I woke up this morning to the news that the band, The White Stripes, had broken up. Sad, but hardly surprising when you consider that the band's helmsman, Jack White, has been pursuing his own projects for the better part of the past decade sans Meg. Sad, nonetheless.
I've always enjoyed The White Stripes. At their best they were a remarkable duo because they managed to successfully allow the great sound they produced to not override their weird- and sometimes creepy - personalities. It's a very tricky thing to accomplish in popular music where image is everything. Right, Phil Spector?
So, in honour of the demise of The Stripes Blanche, I am going to come clean on the ten weirdest things I have ever done. And, let me state for the record, I didn't have to dig too deep to come up with just ten.
1. I once took on an assignment to write a review of a DVD entitled, The NASA Missions: Volume 1. It was 9 hours in length. I sat through 2 and a half before I realized that I was losing my will to live and would rather be stuck in a capsule with Yakov Smirnoff headed to Mars than write the damn review. I still have the DVD if anyone wishes to borrow it.
2. I once argued with Danny DeVito over why he couldn't bring a rum and coke into one of Canada's most esteemed concert halls. It didn't go over well.
3. I practiced squatting with a dozen women - all of us 9 months pregnant - in the basement of a church on Bloor Street. At one point the instructor asked us all to moan from "the bottom of our throats" and the sound made me feel ashamed to be female. If I ever want to get in touch with a feeling of instant humiliation, I will conjure up this sound again.
4. I walked backwards from work one night just to see what it felt like. It was a two mile hike from my place of work to home and, near the end, I tripped over what I think was a cat. Rather than stop my experiment right then and there, I continued on my journey until I reached my apartment. Yeah. I did.

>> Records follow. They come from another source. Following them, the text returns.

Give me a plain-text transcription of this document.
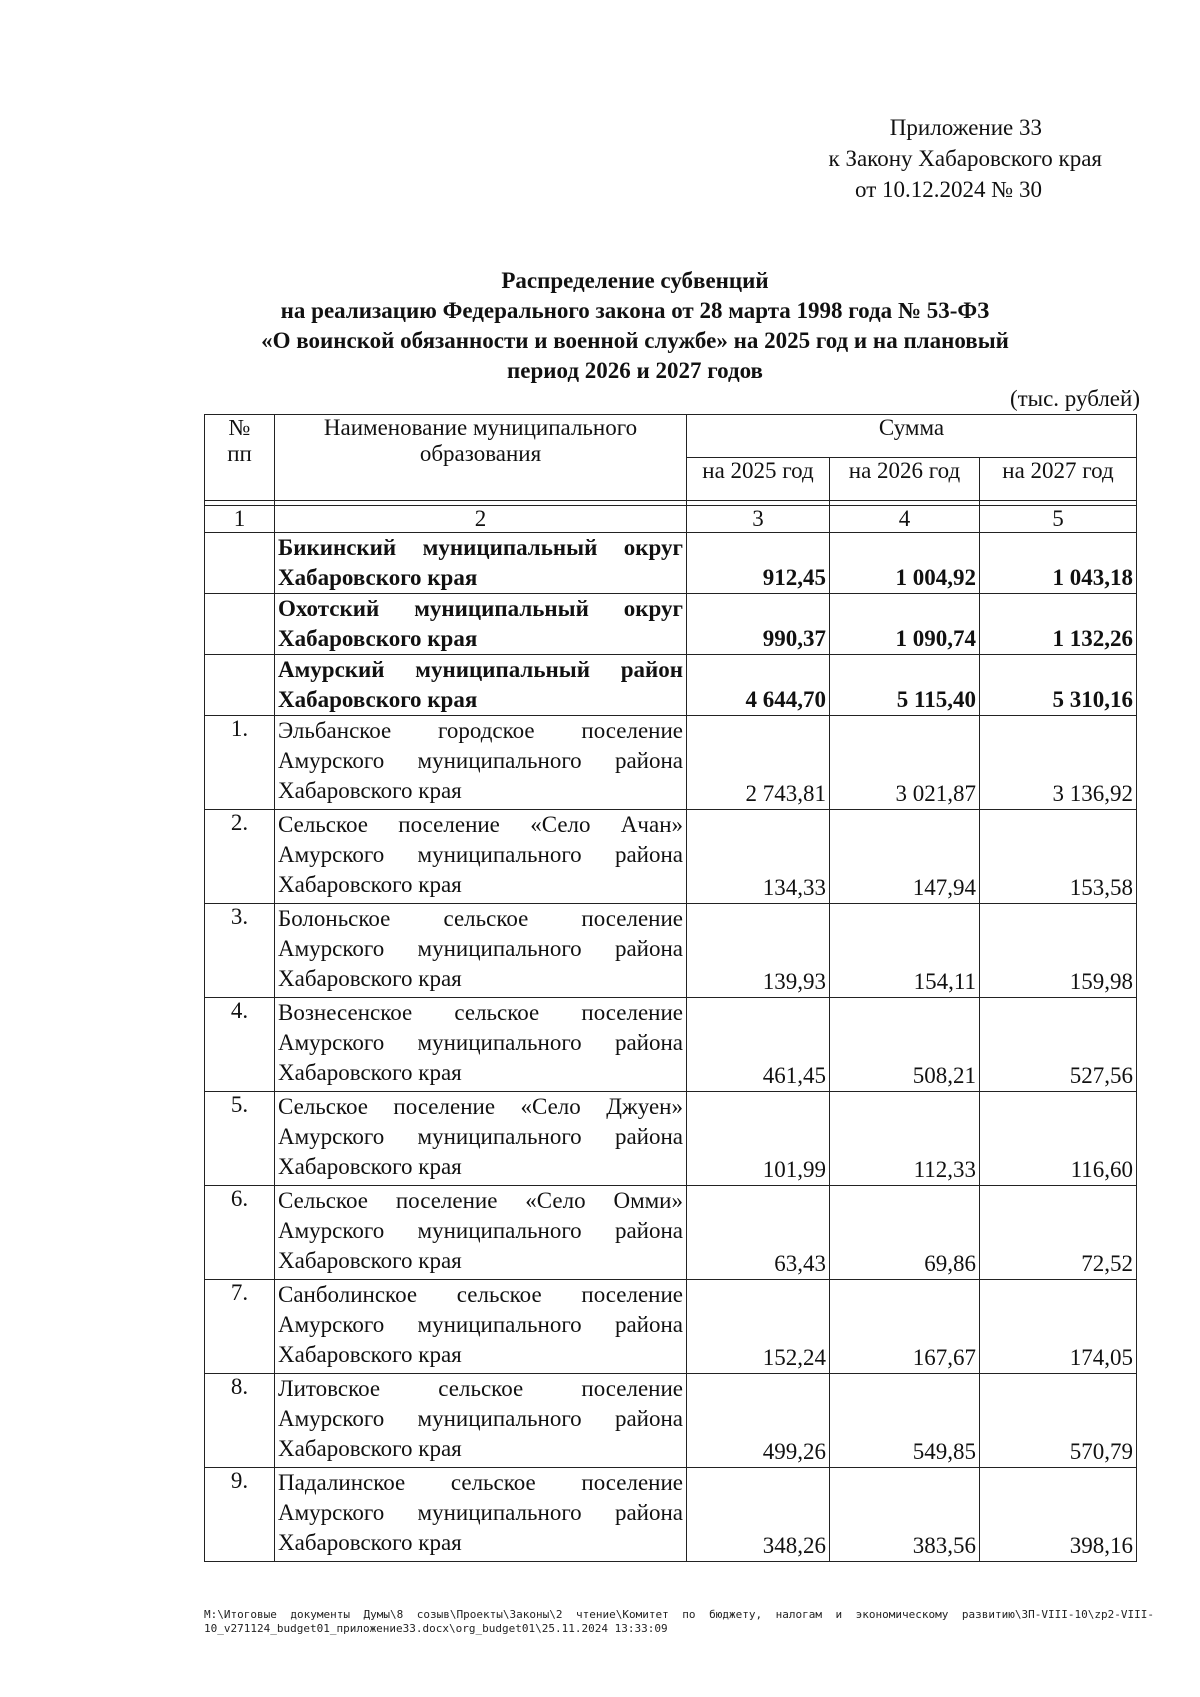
Приложение 33
к Закону Хабаровского края
от 10.12.2024 № 30
Распределение субвенций
на реализацию Федерального закона от 28 марта 1998 года № 53-ФЗ
«О воинской обязанности и военной службе» на 2025 год и на плановый
период 2026 и 2027 годов
(тыс. рублей)
№ пп	Наименование муниципального образования	Сумма		
		на 2025 год	на 2026 год	на 2027 год

1	2	3	4	5
	Бикинский муниципальный округ Хабаровского края	912,45	1 004,92	1 043,18
	Охотский муниципальный округ Хабаровского края	990,37	1 090,74	1 132,26
	Амурский муниципальный район Хабаровского края	4 644,70	5 115,40	5 310,16
1.	Эльбанское городское поселение Амурского муниципального района Хабаровского края	2 743,81	3 021,87	3 136,92
2.	Сельское поселение «Село Ачан» Амурского муниципального района Хабаровского края	134,33	147,94	153,58
3.	Болоньское сельское поселение Амурского муниципального района Хабаровского края	139,93	154,11	159,98
4.	Вознесенское сельское поселение Амурского муниципального района Хабаровского края	461,45	508,21	527,56
5.	Сельское поселение «Село Джуен» Амурского муниципального района Хабаровского края	101,99	112,33	116,60
6.	Сельское поселение «Село Омми» Амурского муниципального района Хабаровского края	63,43	69,86	72,52
7.	Санболинское сельское поселение Амурского муниципального района Хабаровского края	152,24	167,67	174,05
8.	Литовское сельское поселение Амурского муниципального района Хабаровского края	499,26	549,85	570,79
9.	Падалинское сельское поселение Амурского муниципального района Хабаровского края	348,26	383,56	398,16
M:\Итоговые документы Думы\8 созыв\Проекты\Законы\2 чтение\Комитет по бюджету, налогам и экономическому развитию\ЗП-VIII-10\zp2-VIII-10_v271124_budget01_приложение33.docx\org_budget01\25.11.2024 13:33:09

5. I once plunged a stuck toilet with a plastic garbage bag wrapped around my foot. It actually worked. I don't, however, recommend you try it home. Very messy.
6. I once watched my soon-to-be husband (though I didn't know it at the time) perform "surgery" on my roommate's cat with a safety pin. The cat never fussed and miraculously recovered. (N.B. I was never sure if this actually happened - a great deal of extracurricular liquids were involved - but my now-husband assures me that it did.)
7. I was obsessed with eating dirt for about a week while I was pregnant. When I told my doctor about it he told me to go home and lick a potato. It worked.
8. I once bought a Richard Simmons: Jazzercize! record at a garage sale because the look he had on his face on the cover radiated pure joy. It spoke to me. The lady I bought it from felt so sorry for me that she threw in a set of 3 pound weights for free. I still have them. The weights, not the record.
9. I let my daughter cut my hair. She got bored halfway through and stopped. Nobody noticed the change.
10. I once sat with a crazy lady on the subway who convinced me that the Eiffel tower had blown up that morning. When she got off I asked a sane gentleman if her info was correct. When he refused to answer me I skipped my class in order to get to the bottom of the situation. In my defense, this was years before the internet.
Damn, I just realized that I could go on for days. Long live the White Stripes!